(Springfield, IL) – Commemorating the close of Black History Month, the Community Behavioral Health Association of Illinois is officially adding “racial equity” to our ‘treatment plan’ agenda.
“The popular belief, ‘Knowing is not enough, we must do’, is what motivates the Community Behavioral Healthcare Association and its members to take a very direct and focused approach in making significant change in the areas of race, equity and social justice,” said Julie Rodriguez, Chair of the CBHA Committee on Race, Equity and Social Justice. “Together we will take the critically needed steps to fully realize our CBHA vision, which is to ensure an accessible, consumer and family responsive, efficient, effective, fully unified and principled healthcare system.”
“Equity” and “inclusion” will become additional and essential elements of the trade association’s advocacy agenda.
“The Community Behavioral Healthcare Association is committing itself to advocating for policy and culture changes, which will promote equity and inclusion,” said Theresa Nihill, Board President of CBHA. “Our next steps will be to create and implement a plan of action that will be adopted by the CBHA Board of Directors.”
Eliminating “disparities” in public health will be the chief policy goal.
“One of the main tenets of public health is to limit and eliminate disparities,” said CBHA CEO Marvin Lindsey. “Viewing racism as a public health crisis will help us to focus on the impact it has on the physical, mental and spiritual health of people and communities and develop solutions and strategies to prevent and improve systems.”
As a key first step, the Springfield-based advocacy group has crafted a “Race Equity and Social Justice Statement” to help guide their advocacy at the state capitol:
As we come to the end of Black History Month 2021, our association is very much aware that each year certain vestiges of the past are carried into each new year- some good, some bad. Unfortunately, the lingering legacy of embeddedsystemic and structural discrimination faced daily by racially and ethnically diverse communities will continue into the new year. It has never been clearer that racism has a profound impact on the mental and physical health of individuals and their communities, and This is Why We Must continue to lend our voice and actions to fairness, dignity, and respect for ALL People.
The CBHA Board of Directors established the CBHA Committee on Race, Equity and Social Justice to ensure that our association continues our focused work on speaking out against and working to change the policies, systems, culture, and institutions that have continued to allow and, in many cases, actively perpetuate the discriminatory practices that result in mistreatment, mass-incarceration, exclusion, health disparities, poverty and sometimes, murder of Black and Latinx men, women and children in our society.
Our association supports the position of the American Medical Association and a growing list of other institutions, states and municipalities – including Cook, Lake and Peoria Counties in Illinois- that view racism as a public health crisis.

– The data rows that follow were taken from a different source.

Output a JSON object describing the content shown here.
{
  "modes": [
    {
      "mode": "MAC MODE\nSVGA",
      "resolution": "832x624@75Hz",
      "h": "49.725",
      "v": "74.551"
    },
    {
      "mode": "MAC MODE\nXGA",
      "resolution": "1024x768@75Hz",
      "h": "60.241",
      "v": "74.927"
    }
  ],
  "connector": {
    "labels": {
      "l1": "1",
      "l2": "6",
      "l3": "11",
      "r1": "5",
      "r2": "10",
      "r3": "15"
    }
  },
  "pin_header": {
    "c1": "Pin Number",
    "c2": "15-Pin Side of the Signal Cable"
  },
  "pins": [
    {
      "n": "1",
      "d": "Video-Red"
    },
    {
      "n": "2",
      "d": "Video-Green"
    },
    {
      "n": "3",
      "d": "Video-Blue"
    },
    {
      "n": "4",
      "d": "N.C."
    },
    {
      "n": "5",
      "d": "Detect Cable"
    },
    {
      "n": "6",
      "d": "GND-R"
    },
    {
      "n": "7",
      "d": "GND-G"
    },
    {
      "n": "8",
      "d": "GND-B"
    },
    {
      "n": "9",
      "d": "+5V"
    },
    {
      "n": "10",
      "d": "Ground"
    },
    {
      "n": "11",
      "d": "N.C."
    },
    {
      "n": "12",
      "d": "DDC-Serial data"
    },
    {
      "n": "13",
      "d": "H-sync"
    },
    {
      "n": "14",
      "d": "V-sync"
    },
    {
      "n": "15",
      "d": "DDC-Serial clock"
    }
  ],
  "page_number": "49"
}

Common elements in the declarations and resolutions of the above entities include:
- acknowledging the effects of intergenerational racism on population health, especially anti-Black racism,
- assessing governments’ internal policies and procedures with a racial equity lens,
- advocating for laws and regulations that center and promote racial equity,
- ensuring inclusivity and diversity in leadership, workforce, hiring and contracting,
- promoting educational efforts and support the development of policy to address and dismantle racism,
- identifying clear goals and objectives, including specific benchmarks to assess progress and,
- securing adequate resources for anti-racism activities.
As community mental health and substance use agencies across Illinois, the members of CBHA are committed to diversity, equity, inclusion and justice in the work we do collectively and as individual organizations. We feel obligated to call out racism as a public health issue that is wrecking lives and communities across Illinois.
For example, “In 312 of the 326 Illinois school districts where disparities could be calculated, black students were at least twice as likely to be disciplined as white students. In 59 districts, black students were more than 10 times as likely to be disciplined.” ProPublica
The COVID-19 pandemic has spotlighted racial and ethnic disparities in access to behavioral health care. While their rates of behavioral health disorders may not significantly differ from the general population, Blacks and Latinos have substantially lower access to mental health and substance-use treatment services as shown below. (NSDUH, 2020).
Black and African American people are more often diagnosed with schizophrenia and less often diagnosed with mood disorders compared to white people with the same symptoms and that can lead to inappropriate treatment.Additionally, they are offered medication or therapy at lower rates than the general population. NPR Illinois.
Blacks and Latinos have limited access to prevention, treatment, and recovery services for substance use disorders. While they have similar rates of opioid misuse as the general population, in recent years Blacks have experienced the greatest increase in rate for overdose deaths from non-methadone synthetic opioids (SAMHSA, 2020).
Black women are up to four times more likely to die of pregnancy related complications than white women.
The root causes of racism are active and systemic, so our solutions must be as well. CBHA is committed to deepening the community’s understanding of racism and the actions we can take individually and collectively to recognize and disrupt bias, challenge our own norms and practices, and support other organizations in doing the same.